About The Blog
So, what’s the purpose of this blog? Well, simply to better understand Atlanta and cities like it, to increase the conversation about the future of these places, and to shed light on the creative solutions countering the negative aspects of our urban environments. But what is a “suburban city?”
From Merriam Webster…
City: A place where people live that is larger or more important than a town: an area where many people live and work.
Suburb: A town or other area where people live in houses near a larger city: a smaller community adjacent to or within commuting distance of a city.
A suburban city therefore is a metropolitan area in which the suburbs, especially those “other areas,” of a central city overwhelm the core of the metro area, not only in number of people, but in actually competing with the central city in terms of commerce, governance, and cultural significance.
These aren’t cities like New York or Chicago, or other large cities with dense populations and immaculate skylines. In the suburban city, ex- and suburban communities, satellite cities, and strips of civilization make up a much larger percent of the metro region than areas that can actually be considered urban. Essentially, the reverse of their dictionary definitions.
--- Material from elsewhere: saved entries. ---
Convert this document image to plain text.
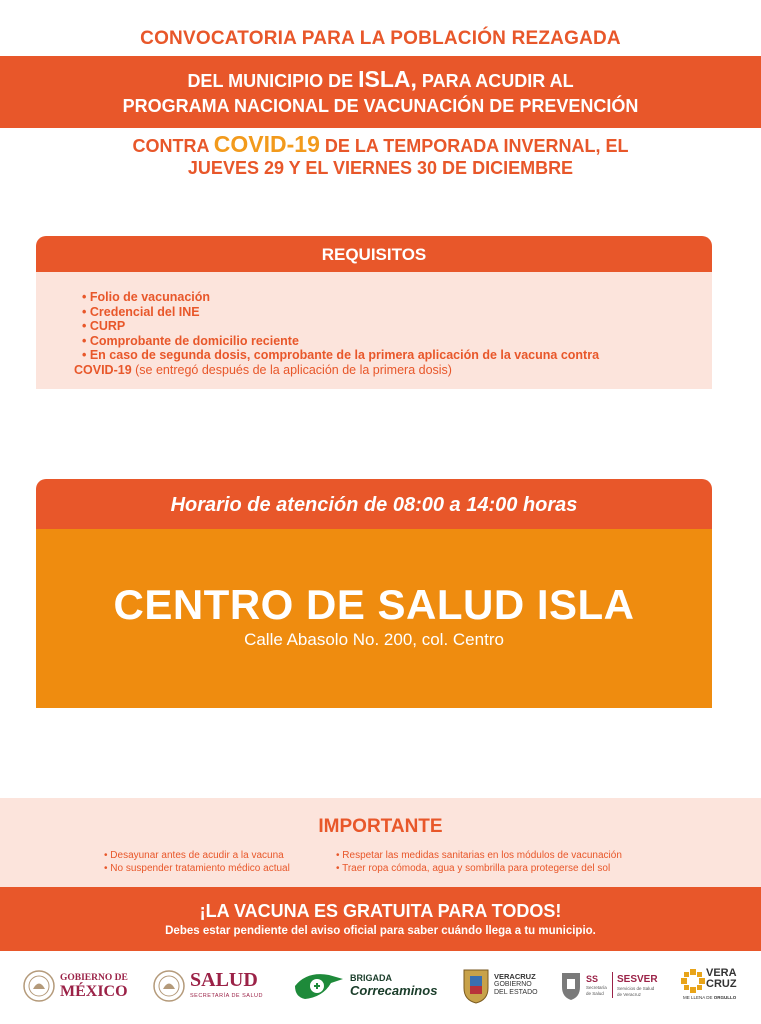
CONVOCATORIA PARA LA POBLACIÓN REZAGADA
DEL MUNICIPIO DE ISLA, PARA ACUDIR AL
PROGRAMA NACIONAL DE VACUNACIÓN DE PREVENCIÓN
CONTRA COVID-19 DE LA TEMPORADA INVERNAL, EL
JUEVES 29 Y EL VIERNES 30 DE DICIEMBRE
REQUISITOS
• Folio de vacunación
• Credencial del INE
• CURP
• Comprobante de domicilio reciente
• En caso de segunda dosis, comprobante de la primera aplicación de la vacuna contra
COVID-19 (se entregó después de la aplicación de la primera dosis)
Horario de atención de 08:00 a 14:00 horas
CENTRO DE SALUD ISLA
Calle Abasolo No. 200, col. Centro
IMPORTANTE
• Desayunar antes de acudir a la vacuna
• No suspender tratamiento médico actual
• Respetar las medidas sanitarias en los módulos de vacunación
• Traer ropa cómoda, agua y sombrilla para protegerse del sol
¡LA VACUNA ES GRATUITA PARA TODOS!
Debes estar pendiente del aviso oficial para saber cuándo llega a tu municipio.
GOBIERNO DE
MÉXICO
SALUD
SECRETARÍA DE SALUD
BRIGADA
Correcaminos
VERACRUZ
GOBIERNO
DEL ESTADO
SS
Secretaría
de Salud
SESVER
Servicios de Salud
de Veracruz
VERA
CRUZ
ME LLENA DE ORGULLO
In the coming decades, cities like Atlanta will change in ways that are unprecedented in human history as urban populations continue to grow and shape their environments; the problems that currently exist in cities will intensify if left unchecked.
Now is a time of opportunity to address those issues and plan for their solutions, as well as to build upon and celebrate the already great aspects of our cities. This blog aims to do just that.
Candler Vinson is an Atlanta native, a writer, an Emory alumnus, and an environmentalist (yes, one of those). He has written for multiple groups and organizations around the globe to create compelling content. Candler has a passion for reporting on sustainability, environmental issues, agriculture, technology, and culture, and the points where they intersect.